After Philippe had got into a fight with an addict in Chez Francis, which he had finally gone into, he had been taken to the nearest station by a uniformed officer. Torrence had gone to bed. The inspectors who had gone in circles from Place Blanche to Place du Tertre, and from there to Place Constantin-Pecqueur, had gone home too.
Leaving the Police Judiciaire with Lapointe and Janvier, Maigret hesitated, then suggested:
‘What about a drink?’
‘Where?’
‘Picratt’s.’
‘I’m out,’ said Janvier. ‘My wife’s waiting for me, and the baby’s going to wake us up early.’

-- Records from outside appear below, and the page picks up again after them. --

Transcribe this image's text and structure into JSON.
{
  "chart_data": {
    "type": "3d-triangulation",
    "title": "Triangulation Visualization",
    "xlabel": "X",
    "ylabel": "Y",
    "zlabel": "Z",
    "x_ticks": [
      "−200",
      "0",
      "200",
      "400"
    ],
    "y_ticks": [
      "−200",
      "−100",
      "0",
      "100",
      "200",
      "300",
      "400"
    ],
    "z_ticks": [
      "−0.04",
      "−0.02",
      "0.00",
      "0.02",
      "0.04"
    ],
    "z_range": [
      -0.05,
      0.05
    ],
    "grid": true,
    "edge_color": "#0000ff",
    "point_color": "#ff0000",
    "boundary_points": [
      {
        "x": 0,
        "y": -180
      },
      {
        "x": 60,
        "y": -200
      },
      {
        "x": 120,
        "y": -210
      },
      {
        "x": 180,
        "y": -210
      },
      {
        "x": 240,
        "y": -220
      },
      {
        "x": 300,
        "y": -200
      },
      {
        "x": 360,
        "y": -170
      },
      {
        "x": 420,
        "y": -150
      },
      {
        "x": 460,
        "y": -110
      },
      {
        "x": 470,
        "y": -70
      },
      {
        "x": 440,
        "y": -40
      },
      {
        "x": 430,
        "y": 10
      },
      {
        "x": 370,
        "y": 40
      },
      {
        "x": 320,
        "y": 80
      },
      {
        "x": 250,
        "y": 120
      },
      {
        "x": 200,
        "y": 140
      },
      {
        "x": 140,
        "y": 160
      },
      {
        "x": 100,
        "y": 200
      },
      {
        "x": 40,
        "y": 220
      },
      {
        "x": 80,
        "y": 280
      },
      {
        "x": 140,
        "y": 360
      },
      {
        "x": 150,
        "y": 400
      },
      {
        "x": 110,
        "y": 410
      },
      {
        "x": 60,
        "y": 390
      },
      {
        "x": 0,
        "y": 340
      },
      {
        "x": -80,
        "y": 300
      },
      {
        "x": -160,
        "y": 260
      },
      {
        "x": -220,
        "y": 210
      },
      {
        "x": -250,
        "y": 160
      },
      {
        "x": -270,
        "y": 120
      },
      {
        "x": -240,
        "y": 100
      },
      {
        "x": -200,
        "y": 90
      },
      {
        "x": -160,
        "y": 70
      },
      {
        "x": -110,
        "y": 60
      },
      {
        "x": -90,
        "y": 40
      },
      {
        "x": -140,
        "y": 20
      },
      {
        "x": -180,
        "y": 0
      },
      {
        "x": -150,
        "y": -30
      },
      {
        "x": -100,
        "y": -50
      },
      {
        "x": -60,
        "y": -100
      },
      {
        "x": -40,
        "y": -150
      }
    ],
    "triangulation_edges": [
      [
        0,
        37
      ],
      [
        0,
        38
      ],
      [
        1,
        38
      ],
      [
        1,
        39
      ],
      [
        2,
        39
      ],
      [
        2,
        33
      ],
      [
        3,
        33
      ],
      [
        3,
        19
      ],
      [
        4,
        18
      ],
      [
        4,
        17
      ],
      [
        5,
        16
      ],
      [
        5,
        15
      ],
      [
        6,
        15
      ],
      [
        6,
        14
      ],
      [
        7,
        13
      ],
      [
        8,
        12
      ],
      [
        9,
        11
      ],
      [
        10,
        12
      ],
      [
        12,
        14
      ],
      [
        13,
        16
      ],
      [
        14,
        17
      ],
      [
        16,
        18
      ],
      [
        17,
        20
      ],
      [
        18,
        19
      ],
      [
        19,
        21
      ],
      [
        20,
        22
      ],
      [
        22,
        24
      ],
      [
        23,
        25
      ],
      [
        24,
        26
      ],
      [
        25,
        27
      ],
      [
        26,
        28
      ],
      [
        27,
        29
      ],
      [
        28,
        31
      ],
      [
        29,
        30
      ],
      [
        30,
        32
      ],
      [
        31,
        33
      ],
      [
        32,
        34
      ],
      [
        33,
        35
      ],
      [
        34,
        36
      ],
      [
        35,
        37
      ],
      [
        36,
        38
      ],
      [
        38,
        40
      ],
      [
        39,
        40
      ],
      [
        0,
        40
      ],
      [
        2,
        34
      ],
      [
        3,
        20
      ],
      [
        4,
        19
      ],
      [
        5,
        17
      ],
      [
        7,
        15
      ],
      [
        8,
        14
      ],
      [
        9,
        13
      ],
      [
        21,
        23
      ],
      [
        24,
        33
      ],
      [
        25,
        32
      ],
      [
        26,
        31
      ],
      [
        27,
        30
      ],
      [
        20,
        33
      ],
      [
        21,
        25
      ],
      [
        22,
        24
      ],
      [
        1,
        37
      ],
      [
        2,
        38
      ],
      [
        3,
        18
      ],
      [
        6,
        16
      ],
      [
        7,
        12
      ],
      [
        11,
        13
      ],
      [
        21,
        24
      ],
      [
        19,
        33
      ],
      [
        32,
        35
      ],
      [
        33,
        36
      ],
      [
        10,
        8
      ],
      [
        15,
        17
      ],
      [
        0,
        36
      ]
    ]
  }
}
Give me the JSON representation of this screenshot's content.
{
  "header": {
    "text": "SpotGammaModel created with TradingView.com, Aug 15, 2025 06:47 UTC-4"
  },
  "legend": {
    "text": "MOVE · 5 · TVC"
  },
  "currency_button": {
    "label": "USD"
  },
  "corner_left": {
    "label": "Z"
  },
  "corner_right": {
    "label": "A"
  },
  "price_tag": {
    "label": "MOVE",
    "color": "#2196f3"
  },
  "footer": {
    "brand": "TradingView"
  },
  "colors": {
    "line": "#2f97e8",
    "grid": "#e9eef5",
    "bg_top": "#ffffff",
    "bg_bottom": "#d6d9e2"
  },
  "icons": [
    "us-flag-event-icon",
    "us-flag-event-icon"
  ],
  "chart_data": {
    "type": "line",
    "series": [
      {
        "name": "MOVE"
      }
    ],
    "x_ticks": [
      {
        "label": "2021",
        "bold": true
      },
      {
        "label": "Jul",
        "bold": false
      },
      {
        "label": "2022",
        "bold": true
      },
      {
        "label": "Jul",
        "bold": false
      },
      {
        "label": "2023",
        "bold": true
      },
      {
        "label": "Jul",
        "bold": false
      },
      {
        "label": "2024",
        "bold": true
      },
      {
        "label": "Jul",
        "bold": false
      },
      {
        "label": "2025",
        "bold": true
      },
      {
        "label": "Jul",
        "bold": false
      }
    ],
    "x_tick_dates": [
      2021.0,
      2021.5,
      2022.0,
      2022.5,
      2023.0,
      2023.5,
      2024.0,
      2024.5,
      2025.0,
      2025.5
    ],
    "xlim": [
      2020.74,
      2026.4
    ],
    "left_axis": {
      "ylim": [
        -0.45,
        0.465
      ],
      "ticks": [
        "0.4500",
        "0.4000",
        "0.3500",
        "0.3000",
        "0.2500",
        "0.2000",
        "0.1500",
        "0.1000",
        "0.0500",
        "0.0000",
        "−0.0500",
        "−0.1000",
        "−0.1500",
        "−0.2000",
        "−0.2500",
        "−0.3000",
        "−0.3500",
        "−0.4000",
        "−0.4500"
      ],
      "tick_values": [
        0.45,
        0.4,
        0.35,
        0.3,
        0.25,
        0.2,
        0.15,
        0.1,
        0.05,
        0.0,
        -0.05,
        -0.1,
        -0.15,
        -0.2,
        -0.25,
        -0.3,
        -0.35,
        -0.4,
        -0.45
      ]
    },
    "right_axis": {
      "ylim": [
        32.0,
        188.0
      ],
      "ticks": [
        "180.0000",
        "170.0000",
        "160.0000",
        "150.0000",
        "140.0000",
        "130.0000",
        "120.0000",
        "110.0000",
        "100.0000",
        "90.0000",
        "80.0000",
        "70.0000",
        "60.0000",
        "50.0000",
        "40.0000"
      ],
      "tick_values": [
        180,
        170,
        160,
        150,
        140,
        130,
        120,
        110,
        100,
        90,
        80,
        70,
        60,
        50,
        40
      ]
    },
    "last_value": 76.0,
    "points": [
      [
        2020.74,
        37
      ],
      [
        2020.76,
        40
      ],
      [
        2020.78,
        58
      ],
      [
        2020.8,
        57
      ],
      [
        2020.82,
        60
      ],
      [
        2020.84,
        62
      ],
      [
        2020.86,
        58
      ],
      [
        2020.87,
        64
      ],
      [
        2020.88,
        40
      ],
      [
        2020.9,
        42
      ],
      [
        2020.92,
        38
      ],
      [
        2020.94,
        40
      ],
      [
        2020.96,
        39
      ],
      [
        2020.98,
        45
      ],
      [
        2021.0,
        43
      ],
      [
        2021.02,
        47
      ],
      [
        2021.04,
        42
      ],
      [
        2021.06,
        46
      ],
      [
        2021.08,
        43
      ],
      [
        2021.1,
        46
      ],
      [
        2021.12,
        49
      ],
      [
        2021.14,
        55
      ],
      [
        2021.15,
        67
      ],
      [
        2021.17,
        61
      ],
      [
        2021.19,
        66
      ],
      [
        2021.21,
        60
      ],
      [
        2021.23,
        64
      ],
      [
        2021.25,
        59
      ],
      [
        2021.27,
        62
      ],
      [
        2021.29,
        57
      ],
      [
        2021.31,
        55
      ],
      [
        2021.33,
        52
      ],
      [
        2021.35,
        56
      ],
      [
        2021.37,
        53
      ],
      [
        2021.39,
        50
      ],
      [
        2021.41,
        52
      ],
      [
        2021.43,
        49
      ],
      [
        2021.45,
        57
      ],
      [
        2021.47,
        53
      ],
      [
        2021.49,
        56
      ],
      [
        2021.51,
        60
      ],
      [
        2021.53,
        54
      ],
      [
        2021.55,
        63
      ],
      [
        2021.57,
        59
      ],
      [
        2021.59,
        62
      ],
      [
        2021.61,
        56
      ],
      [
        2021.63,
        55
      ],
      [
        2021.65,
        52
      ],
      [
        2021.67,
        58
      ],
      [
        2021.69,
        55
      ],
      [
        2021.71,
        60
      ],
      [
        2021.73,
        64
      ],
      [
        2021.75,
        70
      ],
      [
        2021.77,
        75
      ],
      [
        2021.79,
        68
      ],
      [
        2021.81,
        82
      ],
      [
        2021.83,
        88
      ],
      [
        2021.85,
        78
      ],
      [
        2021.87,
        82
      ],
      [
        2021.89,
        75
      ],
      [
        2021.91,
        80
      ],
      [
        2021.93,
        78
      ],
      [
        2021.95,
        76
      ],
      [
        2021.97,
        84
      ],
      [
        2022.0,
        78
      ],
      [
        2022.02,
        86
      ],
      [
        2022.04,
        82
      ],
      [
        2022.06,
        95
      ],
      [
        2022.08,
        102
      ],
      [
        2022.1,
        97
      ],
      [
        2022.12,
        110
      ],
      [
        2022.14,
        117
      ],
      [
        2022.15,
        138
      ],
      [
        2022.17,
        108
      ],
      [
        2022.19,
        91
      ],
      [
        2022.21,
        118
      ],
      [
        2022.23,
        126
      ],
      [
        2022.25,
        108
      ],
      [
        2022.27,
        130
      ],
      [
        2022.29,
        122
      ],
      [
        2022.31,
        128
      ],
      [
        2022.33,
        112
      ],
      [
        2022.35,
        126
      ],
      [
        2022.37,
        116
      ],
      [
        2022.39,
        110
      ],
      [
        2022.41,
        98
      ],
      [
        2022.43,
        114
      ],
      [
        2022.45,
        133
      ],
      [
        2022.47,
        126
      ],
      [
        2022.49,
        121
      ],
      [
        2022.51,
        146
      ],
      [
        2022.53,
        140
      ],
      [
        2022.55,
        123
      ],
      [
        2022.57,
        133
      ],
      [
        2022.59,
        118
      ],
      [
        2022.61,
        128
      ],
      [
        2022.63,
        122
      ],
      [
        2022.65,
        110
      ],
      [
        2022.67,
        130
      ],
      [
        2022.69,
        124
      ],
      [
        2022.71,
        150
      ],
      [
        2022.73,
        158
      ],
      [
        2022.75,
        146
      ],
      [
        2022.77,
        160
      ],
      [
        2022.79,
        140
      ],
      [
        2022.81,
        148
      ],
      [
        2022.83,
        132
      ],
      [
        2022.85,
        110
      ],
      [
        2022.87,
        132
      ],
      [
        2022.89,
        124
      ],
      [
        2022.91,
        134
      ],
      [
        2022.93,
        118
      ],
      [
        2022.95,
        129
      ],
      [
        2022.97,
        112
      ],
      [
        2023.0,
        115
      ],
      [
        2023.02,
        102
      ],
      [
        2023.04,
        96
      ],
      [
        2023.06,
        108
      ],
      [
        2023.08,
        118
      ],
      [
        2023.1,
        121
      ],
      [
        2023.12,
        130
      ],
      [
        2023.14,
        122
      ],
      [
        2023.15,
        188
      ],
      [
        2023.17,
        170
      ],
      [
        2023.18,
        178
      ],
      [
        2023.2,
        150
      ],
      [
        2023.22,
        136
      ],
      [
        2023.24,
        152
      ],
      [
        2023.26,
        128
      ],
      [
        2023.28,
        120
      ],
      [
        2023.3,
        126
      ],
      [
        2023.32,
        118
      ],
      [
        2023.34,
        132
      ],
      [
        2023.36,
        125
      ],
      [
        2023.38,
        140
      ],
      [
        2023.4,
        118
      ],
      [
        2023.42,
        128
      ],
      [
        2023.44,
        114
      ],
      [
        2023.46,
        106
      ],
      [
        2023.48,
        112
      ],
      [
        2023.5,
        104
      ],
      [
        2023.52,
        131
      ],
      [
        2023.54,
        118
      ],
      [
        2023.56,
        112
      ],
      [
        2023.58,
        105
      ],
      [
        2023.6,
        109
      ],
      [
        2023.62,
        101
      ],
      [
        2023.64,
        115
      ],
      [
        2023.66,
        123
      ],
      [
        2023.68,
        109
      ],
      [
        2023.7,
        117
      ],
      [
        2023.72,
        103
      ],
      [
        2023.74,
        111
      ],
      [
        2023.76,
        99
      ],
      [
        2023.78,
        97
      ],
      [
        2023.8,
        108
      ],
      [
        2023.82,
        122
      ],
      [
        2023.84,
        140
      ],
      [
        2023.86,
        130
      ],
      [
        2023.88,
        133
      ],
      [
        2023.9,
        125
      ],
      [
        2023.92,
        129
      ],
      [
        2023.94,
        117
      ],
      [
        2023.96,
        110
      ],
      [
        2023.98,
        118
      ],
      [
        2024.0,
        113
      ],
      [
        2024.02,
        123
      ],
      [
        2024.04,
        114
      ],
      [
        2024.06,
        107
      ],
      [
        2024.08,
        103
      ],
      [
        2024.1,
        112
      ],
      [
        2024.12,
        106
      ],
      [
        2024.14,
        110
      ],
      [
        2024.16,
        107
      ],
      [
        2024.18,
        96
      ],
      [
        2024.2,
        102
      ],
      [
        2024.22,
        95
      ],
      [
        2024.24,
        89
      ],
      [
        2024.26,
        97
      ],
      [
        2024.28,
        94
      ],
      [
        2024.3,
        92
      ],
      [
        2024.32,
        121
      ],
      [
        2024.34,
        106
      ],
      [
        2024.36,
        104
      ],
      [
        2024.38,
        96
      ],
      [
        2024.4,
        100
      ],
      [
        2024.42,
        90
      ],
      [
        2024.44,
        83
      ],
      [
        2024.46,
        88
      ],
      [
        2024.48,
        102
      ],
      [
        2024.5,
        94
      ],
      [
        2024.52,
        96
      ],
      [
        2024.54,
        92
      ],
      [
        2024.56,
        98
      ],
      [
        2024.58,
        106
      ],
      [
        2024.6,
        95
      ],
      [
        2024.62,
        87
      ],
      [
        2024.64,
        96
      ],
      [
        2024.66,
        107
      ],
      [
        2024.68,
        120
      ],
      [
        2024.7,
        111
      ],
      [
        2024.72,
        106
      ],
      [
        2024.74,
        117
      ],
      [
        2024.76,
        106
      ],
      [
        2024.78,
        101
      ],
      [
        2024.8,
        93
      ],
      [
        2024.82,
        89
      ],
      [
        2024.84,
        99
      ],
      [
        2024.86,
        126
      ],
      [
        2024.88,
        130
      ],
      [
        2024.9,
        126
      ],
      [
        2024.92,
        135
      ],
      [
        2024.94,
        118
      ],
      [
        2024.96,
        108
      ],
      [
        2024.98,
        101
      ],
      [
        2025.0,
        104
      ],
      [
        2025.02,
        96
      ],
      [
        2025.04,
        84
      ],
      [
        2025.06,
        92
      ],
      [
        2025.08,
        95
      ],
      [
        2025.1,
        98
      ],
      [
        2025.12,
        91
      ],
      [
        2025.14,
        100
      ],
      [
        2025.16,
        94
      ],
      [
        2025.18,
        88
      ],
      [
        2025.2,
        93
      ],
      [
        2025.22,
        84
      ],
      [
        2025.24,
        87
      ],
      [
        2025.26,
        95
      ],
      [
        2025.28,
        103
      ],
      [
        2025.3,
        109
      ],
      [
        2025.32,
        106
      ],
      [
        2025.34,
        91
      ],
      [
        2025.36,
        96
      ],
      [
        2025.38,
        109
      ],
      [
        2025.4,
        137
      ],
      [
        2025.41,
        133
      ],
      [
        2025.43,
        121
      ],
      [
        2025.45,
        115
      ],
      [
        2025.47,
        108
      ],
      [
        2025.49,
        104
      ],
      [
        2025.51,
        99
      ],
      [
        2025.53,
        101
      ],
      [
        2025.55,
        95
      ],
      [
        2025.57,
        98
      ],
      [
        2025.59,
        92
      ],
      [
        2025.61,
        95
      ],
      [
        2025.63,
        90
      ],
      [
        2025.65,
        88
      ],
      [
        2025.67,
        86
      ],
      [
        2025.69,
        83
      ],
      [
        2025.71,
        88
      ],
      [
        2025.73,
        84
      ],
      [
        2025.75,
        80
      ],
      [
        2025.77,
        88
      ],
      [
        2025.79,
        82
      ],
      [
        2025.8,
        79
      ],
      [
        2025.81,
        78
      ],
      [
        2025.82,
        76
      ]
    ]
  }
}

Lapointe didn’t say anything, but he got into the taxi after Maigret.
They reached Rue Pigalle in time to see the new girl do her act. When they walked in, Fred came over.
‘Is it him?’
Maigret nodded, and, a few moments later, a champagne bucket appeared on their table, which, as chance would have it, was number six. The black dress moved slowly down the milky white body of the girl, who was watching them nervously. She hesitated before exposing her stomach and, as she had done earlier, when she was finally naked, she covered her sex with both hands.
Did Fred do it on purpose? He should have switched the spotlight off at that moment and left the room in darkness long enough for the dancer to pick up her dress and hold it up in front of her. But the spotlight stayed on, and the poor girl, not knowing which way to turn, finally decided to flee to the kitchen, revealing a round white behind.
The scattering of customers burst out laughing. Maigret thought Lapointe was laughing too, but then, when he looked, he saw that the inspector was crying as though his heart would break.
‘I’m sorry,’ he stammered. ‘I shouldn’t … I know it’s stupid. But I … I loved her, you see!’
He was even more ashamed when he woke up the next morning, because he couldn’t remember how he had got home.
His sister, who was very cheery – Maigret had coached her – sang out as she opened the curtains:
‘So, this is how you let the detective chief inspector put you to bed, is it?’
That night Lapointe had buried his first love. And killed his first man. As for Lognon, no one had remembered to relieve him of his watch, and he was still languishing on the steps in Place Constantin-Pecqueur.